Events in the year 1993 in Palestine.

==Incumbents==
- President of Palestine – Yasser Arafat

==Events==
- 16 April – Mehola Junction bombing: A Hamas militant carries out the first suicide bombing by Palestinian Arab militants from the Palestinian territories against Israeli targets. A Palestinian Arab bystander and the bomber are killed in the attack and seven IDF soldiers and a Palestinian Arab are injured.
- 20 August – The first agreement in the Oslo Accords is signed in Oslo, between by Foreign Minister Shimon Peres for Israel, Mahmoud Abbas for the Palestine Liberation Organization and Secretary of State Warren Christopher for the United States.
- 9 September – The Letters of Mutual Recognition are exchanged between Israel and the Palestine Liberation Organization.
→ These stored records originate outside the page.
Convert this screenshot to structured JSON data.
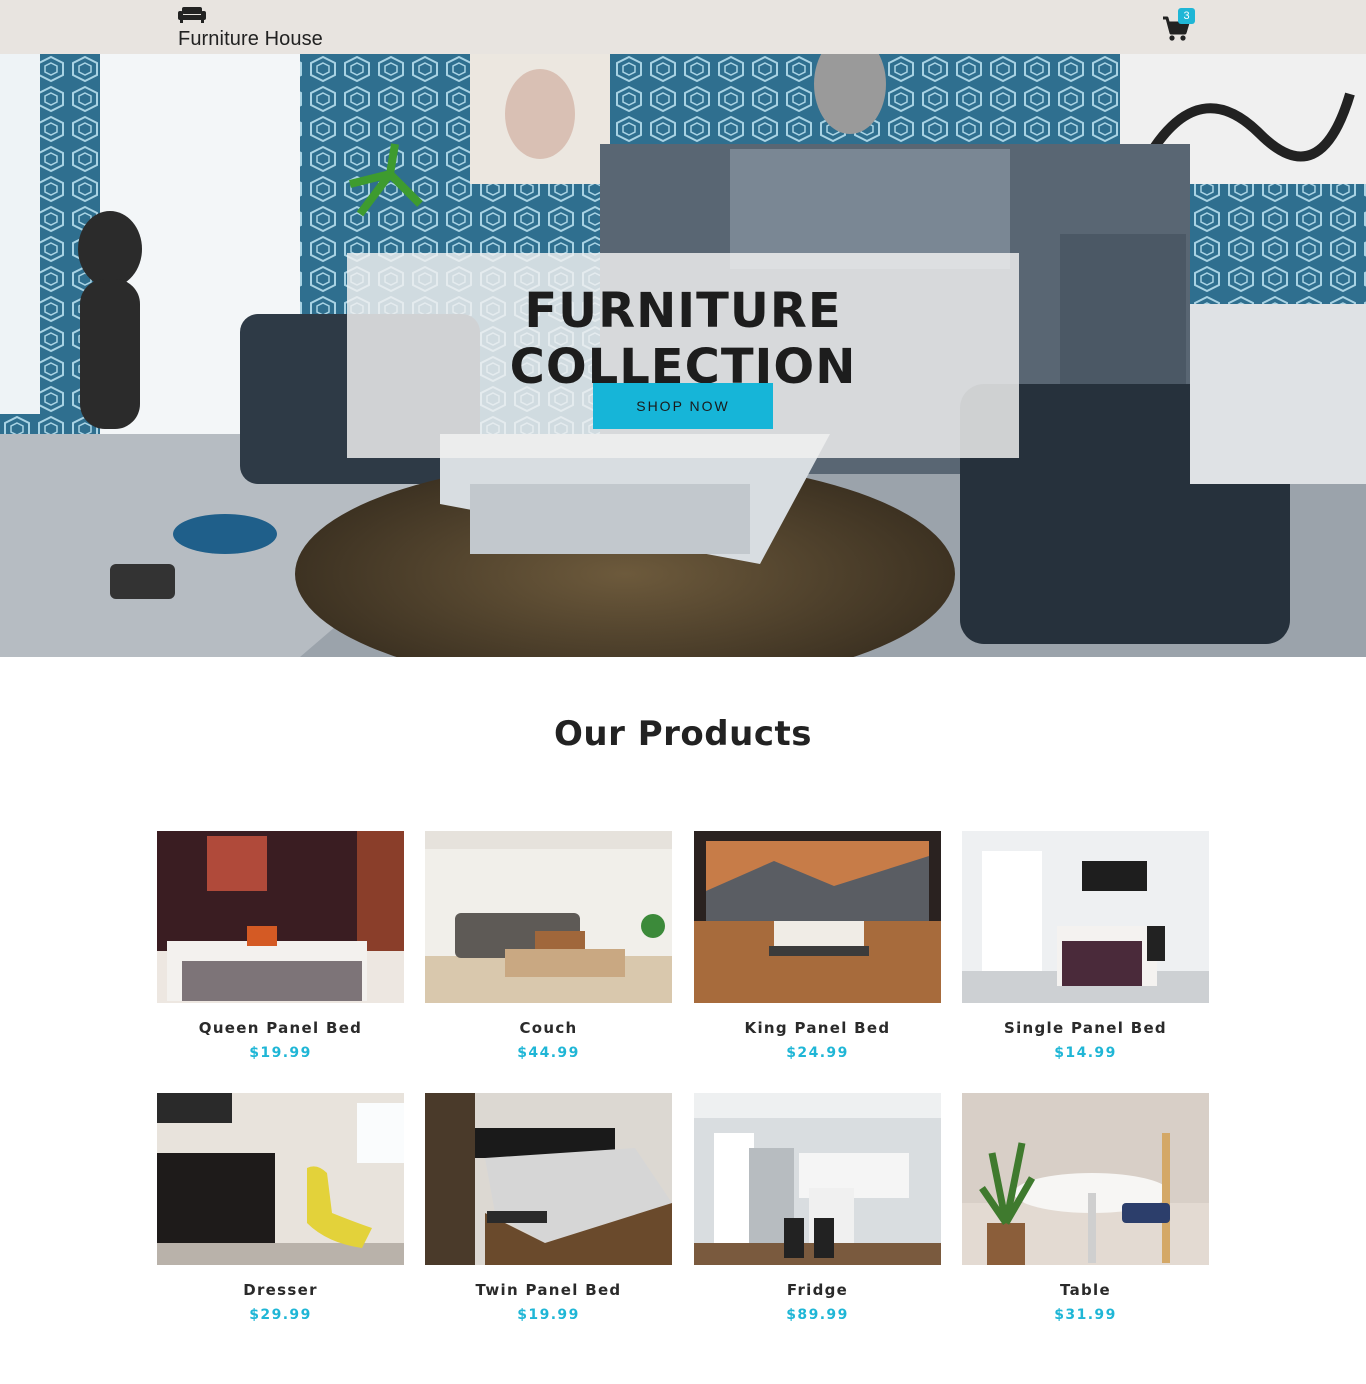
{
  "navbar": {
    "brand_name": "Furniture House",
    "brand_icon": "sofa-icon",
    "cart_icon": "cart-icon",
    "cart_count": "3"
  },
  "hero": {
    "title": "FURNITURE COLLECTION",
    "button_label": "SHOP NOW"
  },
  "products_section": {
    "title": "Our Products",
    "items": [
      {
        "name": "Queen Panel Bed",
        "price": "$19.99"
      },
      {
        "name": "Couch",
        "price": "$44.99"
      },
      {
        "name": "King Panel Bed",
        "price": "$24.99"
      },
      {
        "name": "Single Panel Bed",
        "price": "$14.99"
      },
      {
        "name": "Dresser",
        "price": "$29.99"
      },
      {
        "name": "Twin Panel Bed",
        "price": "$19.99"
      },
      {
        "name": "Fridge",
        "price": "$89.99"
      },
      {
        "name": "Table",
        "price": "$31.99"
      }
    ]
  },
  "colors": {
    "accent": "#1fb6d6",
    "navbar_bg": "#e8e4e0",
    "text_dark": "#222222"
  }
}
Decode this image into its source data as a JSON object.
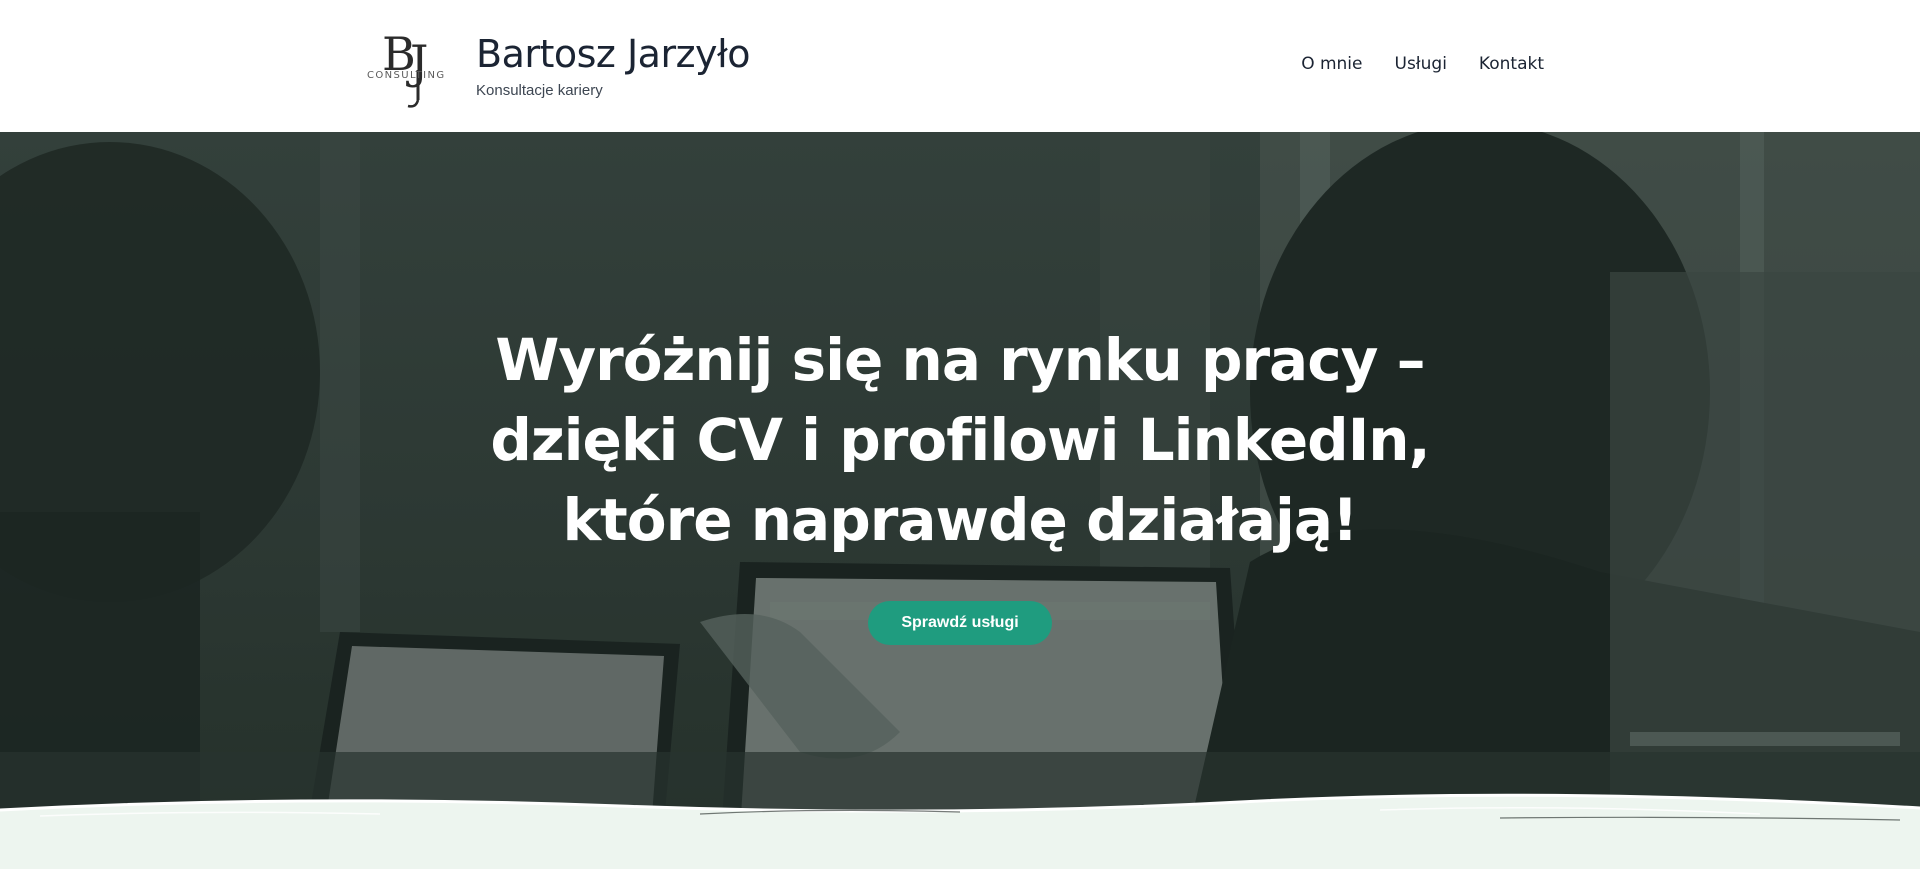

The PLO recognized Israel's right to exist in peace, renounced Palestinian militancy and terrorism, and accepted UNSC Resolution 242 and UNSC Resolution 338. Israel recognized the PLO as a legitimate authority representing the Palestinian people and agreed to commence comprehensive negotiations for the Israeli–Palestinian peace process.
- 13 September –
  - The Oslo I Accord is officially signed at a public ceremony in Washington, DC in the presence of Israeli Prime Minister Yitzhak Rabin, Palestinian President Yasser Arafat and US President Bill Clinton. The Accord provided for the creation of a Palestinian interim self-government, the Palestinian National Authority (PNA). The Palestinian Authority would have responsibility for the administration of the territory under its control. The Accords also called for the withdrawal of the Israel Defense Forces (IDF) from parts of the Gaza Strip and West Bank.
  - The First Intifada ends with the signing of the Oslo I Accord.

== Births ==

- 18 July – Mohammed Saleh, Palestinian footballer.